Но гроза с глаз сотника сошла сразу, как только он услышал:
– Велемир… Стрела в груди… Со спины вышла…
Велемира медленно, стараясь не растрясти, везли на плаще между двух лосей к сотнику. Должно быть, десятник сам попросил, потому что позвать сотника к раненому было проще, но Велемир боялся не дождаться, поскольку толк в ранах имел и сам свое состояние осознавал. По крайней мере мог отличить смертельное ранение от просто тяжелого, но жизни не угрожающего. И потому торопился. Кто-то из урман выпустил все же стрелу, и стрела попала точно в грудь молодому десятнику, рядом с сердцем, хотя сердце, судя по тому, что не убила сразу, не задела. Стрелу уже сломали и вытащили, и кровь, как обычно бывает в таких случаях, обильно лилась из раны и со спины, и из груди. Овсень хорошо знал по опыту, что с такими ранениями не живут, и это было для него еще одним ударом, потому что к молодому десятнику он всей душой привязался и даже собирался отдать за него свою старшую дочь.
– Положите его сюда… – показал Овсень со вздохом, и в голосе его звучала отеческая заботливость. – Осторожно опускайте, осторожнее…
Велемир еще был в ясном уме и смотрел на сотника красными болезненными глазами, сильно жмурился, словно солнечный свет мешал ему.

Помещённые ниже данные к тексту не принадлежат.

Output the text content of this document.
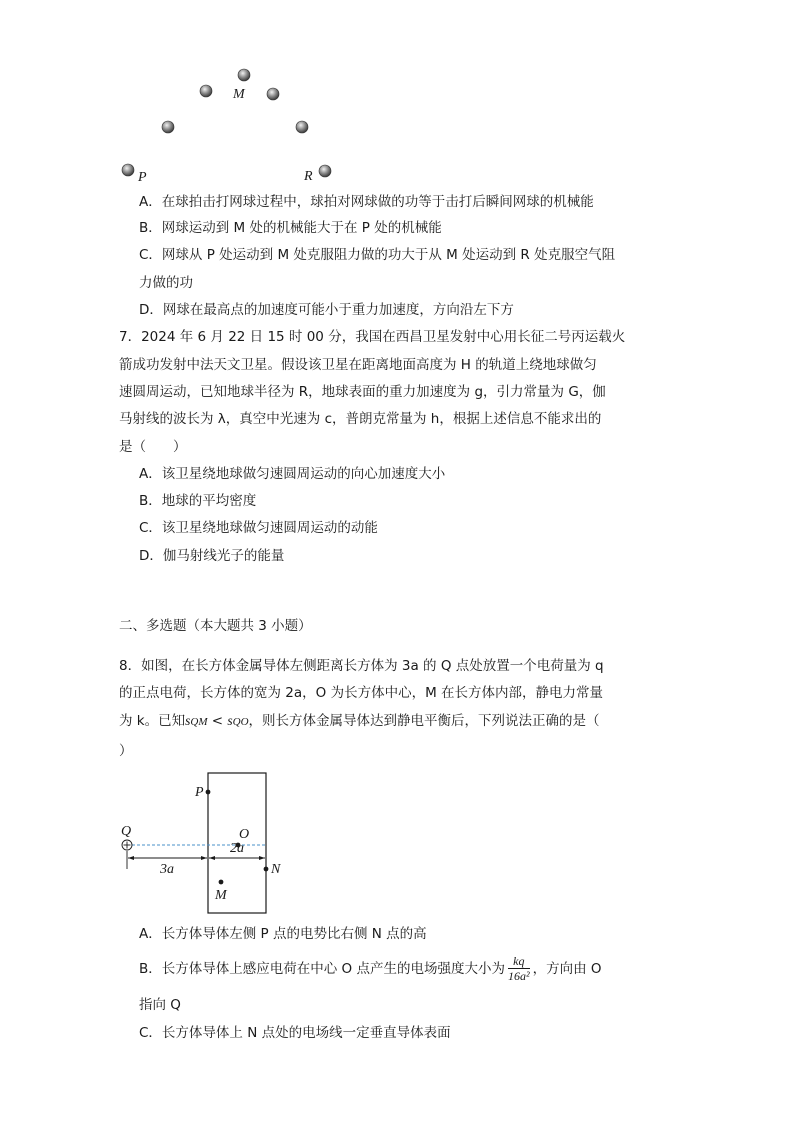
M
P	R
A．在球拍击打网球过程中，球拍对网球做的功等于击打后瞬间网球的机械能
B．网球运动到 M 处的机械能大于在 P 处的机械能
C．网球从 P 处运动到 M 处克服阻力做的功大于从 M 处运动到 R 处克服空气阻
力做的功
D．网球在最高点的加速度可能小于重力加速度，方向沿左下方
7．2024 年 6 月 22 日 15 时 00 分，我国在西昌卫星发射中心用长征二号丙运载火
箭成功发射中法天文卫星。假设该卫星在距离地面高度为 H 的轨道上绕地球做匀
速圆周运动，已知地球半径为 R，地球表面的重力加速度为 g，引力常量为 G，伽
马射线的波长为 λ，真空中光速为 c，普朗克常量为 h，根据上述信息不能求出的
是（　　）
A．该卫星绕地球做匀速圆周运动的向心加速度大小
B．地球的平均密度
C．该卫星绕地球做匀速圆周运动的动能
D．伽马射线光子的能量
二、多选题（本大题共 3 小题）
8．如图，在长方体金属导体左侧距离长方体为 3a 的 Q 点处放置一个电荷量为 q
的正点电荷，长方体的宽为 2a，O 为长方体中心，M 在长方体内部，静电力常量
为 k。已知sQM < sQO，则长方体金属导体达到静电平衡后，下列说法正确的是（
）
P
Q	O
N
M
3a
2a
A．长方体导体左侧 P 点的电势比右侧 N 点的高
B．长方体导体上感应电荷在中心 O 点产生的电场强度大小为 $\frac{kq}{\text{16a²}}$ ，方向由 O
指向 Q
C．长方体导体上 N 点处的电场线一定垂直导体表面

– Как же так… – только и нашел Овсень, что сказать, глядя в эти глаза.
А что еще можно сказать умирающему. Вот запретил он стрельцам подходить близко к сече, так и на расстоянии смерть свой выбор сделала. Протянула костлявую руку, и стрела полетела туда, где ударила больнее всего.
Велемир тоже что-то силился сказать, но на губах выступила розовая пена и слова залила.
Внезапно волчица скользнула между ног воев к десятнику, склонила голову и стала слизывать кровь с его груди. Крови текло много, и волкодлачка только раз обернулась, посмотрев на Овсеня, словно его призывая. Волчий взгляд оказался красноречивым и много говорящим, словно желтыми глазами мысли были посланы. И цвет глаз что-то напоминал.
Овсень понял и вспомнил…
Желтые глаза…
Желтый камень…
Нужно спешить…
Глава 3
– Да будет рассвет без тумана, – говорил вечером хозяин причала. – Да будут попутными вам Стрибожьи внуки. Да будет путь ваш без врагов…
Рассвет так и пришел без тумана, как просил у Сварога Вакора, и еще более ветреный, чем ветреным был вечер. Стрибожьи внуки направлялись как раз в нужную сторону. Что касается врагов в пути, то это еще предстояло выяснить, но выясниться это могло не сразу, поскольку путь домой был долог и труден, и разных врагов можно было встретить множество, и в разных местах, и каждый из них мог преследовать свою цель. Но к встрече с врагами мореплаватели были всегда готовы, и это смущало их мало.
Собрались быстро и даже не стали разводить на берегу костер, чтобы сварить свежую похлебку – только доели остатки вечерней, но и доедали, учитывая желание сэкономить время, холодную, потому что разведение костра занимало много времени, а рыбная холодная похлебка, может быть, и вкуснее горячей, хотя и не согревает, как горячая. Но в летнее утро, известное дело, весла согреют быстрее любой похлебки. Воины при этом, как дети, радовались своим деревянным ложкам и готовы были благодарить хозяина причала, появись он там вовремя. А уж кованая ложка дварфа Хаствита стала вообще в глазах странников чуть ли не реликвией. На малорослого кузнеца поглядывали с откровенной завистью, как на обладателя несметного богатства.